Search is currently no better than it was 10, 15, 20 years ago.
20 years ago?
Really?
--
BMO
Yes. 20 years ago I could very easily search all existing web sites. :-)
The Tao of math: The numbers you can count are not the real numbers.
3. I don't care if ANYBODY thinks gov't regulations is a 'good thing'. Gov't is terrible from my perspective for every single one thing completely and fully.
So, children should still be working underground until they die from exposure to their working conditions? Workers should be born into debt to the company hospital? Slavery should still exist if it's economically viable?
Really, no one takes you seriously except for yourself.
The political innovation that made markets work so well is to counterbalance them with democracy, where the guiding principle is "one person one vote" (i.e. votes can't be traded away - the opposite of markets).
Mass media broke this. The parent companies of five movie studios control U.S. television news, which in turn controls the general public's awareness of issues and of candidates. Notice that TV news hasn't covered ACTA or other issues where the public could stand to gain at the expense of the MPAA or vice versa.
Governments are associated with monopolies when market forces overcome democratic forces within the government.
This has in fact happened. U.S. voters by and large do what the TV tells them.

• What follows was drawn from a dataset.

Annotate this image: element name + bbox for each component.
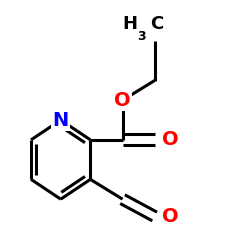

Only on slashdot would such economic bullshit (and the socioeconomic bullshit referenced within) get modded +5 insightful and repeated ad-nauseum. Free markets do NOT tend towards monopolies eventually. The vast majority of markets are not monopolies and are in no danger of becoming so, regardless of government intervention or regulation. The evidence on this is so overwhelming I wouldn't know where to begin. In fact, there are so few examples of natural/existing monopolies (where the efficient scale of production exceeds the size of the market) that we tend to use the same examples over and over in classrooms and textbooks (public utilities).
The internet and information goods have some interesting characteristics (e.g. network effects) that tend to encourage consolidation, but even in this area, changing technology and consumer preferences tend to overthrow dominant firms (e.g. Microsoft).
And yes, I'm an economist.
Imposing Libertarian views on everyone online since 1992.